Putin held to his most recent rhetorical status quo on Ukraine. He averred that he finds in Ukrainian President Poroshenko a man with whom peace could be made, leaving himself room to negotiate for a deal in which he might hope to achieve at least a minimum of his immediate goals—to retain an effective veto on Ukraine’s integration with Europe and its institutions, beginning with the European Union.
“Putin’s remarks Thursday show some flexibility on Ukraine,” Atlantic Council analyst John Herbst noted by e-mail. “That means—as we saw in his summertime efforts to avoid sanctions—that he is giving himself leeway to move in another direction. But it does not mean he will do so.”
On the economy, Putin’s bland assertion that the government and central bank are taking “appropriate measures” leaves him free to choose between eventual market reforms or state controls to attempt a recovery.
“Russia is in a very tight financial bind,” noted Herbst, the director of the Council’s Eurasia Center. “To defend the ruble either it must use its still-bountiful reserve funds, or it must raise interest rates, a bad step for an economy in recession.”
The opacity of Putin’s decision-making means nothing is sure, but his economic predicament may offer the West a new chance at trying to find a deal with him on Ukraine, according to Carlos Pascual, the former US special envoy for international energy affairs. (Pascual and Herbst both are former ambassadors to Ukraine, and Pascual now serves on the Atlantic Council’s board of directors.)

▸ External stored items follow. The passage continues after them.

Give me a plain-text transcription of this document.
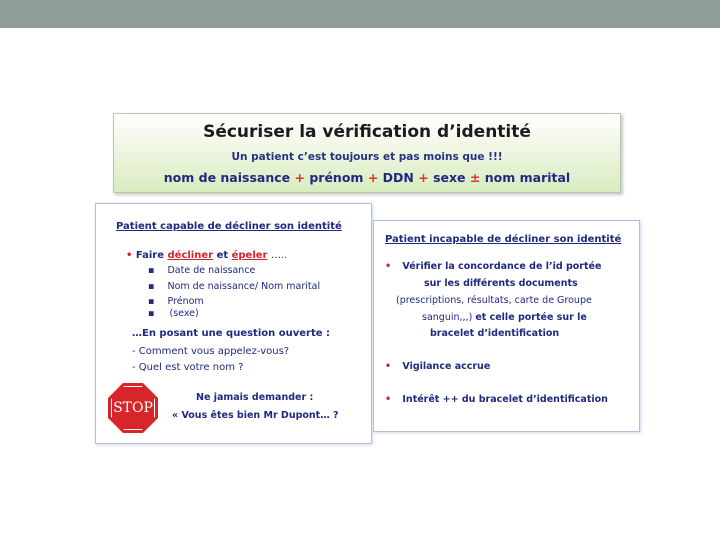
Sécuriser la vérification d’identité
Un patient c’est toujours et pas moins que !!!
nom de naissance + prénom + DDN + sexe ± nom marital
Patient capable de décliner son identité
• Faire décliner et épeler …..
▪ Date de naissance
▪ Nom de naissance/ Nom marital
▪ Prénom
▪ (sexe)
…En posant une question ouverte :
- Comment vous appelez-vous?
- Quel est votre nom ?
STOP
Ne jamais demander :
« Vous êtes bien Mr Dupont… ?
Patient incapable de décliner son identité
• Vérifier la concordance de l’id portée
sur les différents documents
(prescriptions, résultats, carte de Groupe
sanguin,,,) et celle portée sur le
bracelet d’identification
• Vigilance accrue
• Intérêt ++ du bracelet d’identification
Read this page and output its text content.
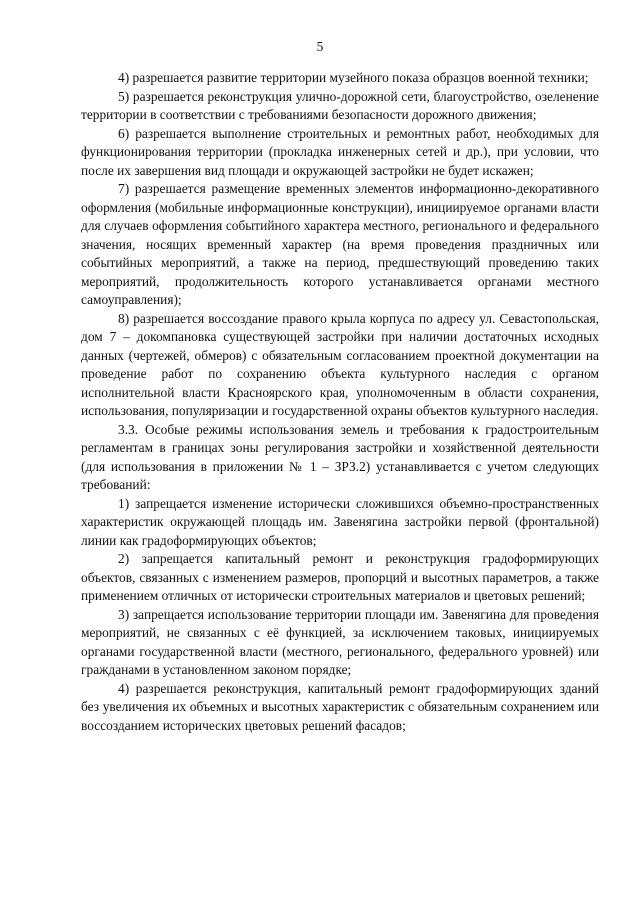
5

4) разрешается развитие территории музейного показа образцов военной техники;

5) разрешается реконструкция улично-дорожной сети, благоустройство, озеленение территории в соответствии с требованиями безопасности дорожного движения;

6) разрешается выполнение строительных и ремонтных работ, необходимых для функционирования территории (прокладка инженерных сетей и др.), при условии, что после их завершения вид площади и окружающей застройки не будет искажен;

7) разрешается размещение временных элементов информационно-декоративного оформления (мобильные информационные конструкции), инициируемое органами власти для случаев оформления событийного характера местного, регионального и федерального значения, носящих временный характер (на время проведения праздничных или событийных мероприятий, а также на период, предшествующий проведению таких мероприятий, продолжительность которого устанавливается органами местного самоуправления);

8) разрешается воссоздание правого крыла корпуса по адресу ул. Севастопольская, дом 7 – докомпановка существующей застройки при наличии достаточных исходных данных (чертежей, обмеров) с обязательным согласованием проектной документации на проведение работ по сохранению объекта культурного наследия с органом исполнительной власти Красноярского края, уполномоченным в области сохранения, использования, популяризации и государственной охраны объектов культурного наследия.

3.3. Особые режимы использования земель и требования к градостроительным регламентам в границах зоны регулирования застройки и хозяйственной деятельности (для использования в приложении № 1 – ЗРЗ.2) устанавливается с учетом следующих требований:

1) запрещается изменение исторически сложившихся объемно-пространственных характеристик окружающей площадь им. Завенягина застройки первой (фронтальной) линии как градоформирующих объектов;

2) запрещается капитальный ремонт и реконструкция градоформирующих объектов, связанных с изменением размеров, пропорций и высотных параметров, а также применением отличных от исторически строительных материалов и цветовых решений;

3) запрещается использование территории площади им. Завенягина для проведения мероприятий, не связанных с её функцией, за исключением таковых, инициируемых органами государственной власти (местного, регионального, федерального уровней) или гражданами в установленном законом порядке;

4) разрешается реконструкция, капитальный ремонт градоформирующих зданий без увеличения их объемных и высотных характеристик с обязательным сохранением или воссозданием исторических цветовых решений фасадов;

“This is precisely the moment to resolve the Russia-Ukraine crisis and rescue both nations from economic chaos,” Pascual wrote in a commentary yesterday for CNBC that he co-authored with Columbia University energy scholar Jason Bordoff.
“But Ukraine and Russia need help to forge a pact on stability,” Pascual and Bordoff wrote. “Left to their own instincts, Russia and Ukraine will each come to the negotiating table with demands that will cause the other to walk away.” As a result, the key mediator is German Chancellor Angela Merkel. She “is unique in her relationships of trust and influence with Presidents Putin and Poroshenko. For Russians and Ukrainians, Merkel is the key to Europe. The EU and the United States need to coordinate with her team, but she must lead this process.”
James Rupert is an editor at the Atlantic Council.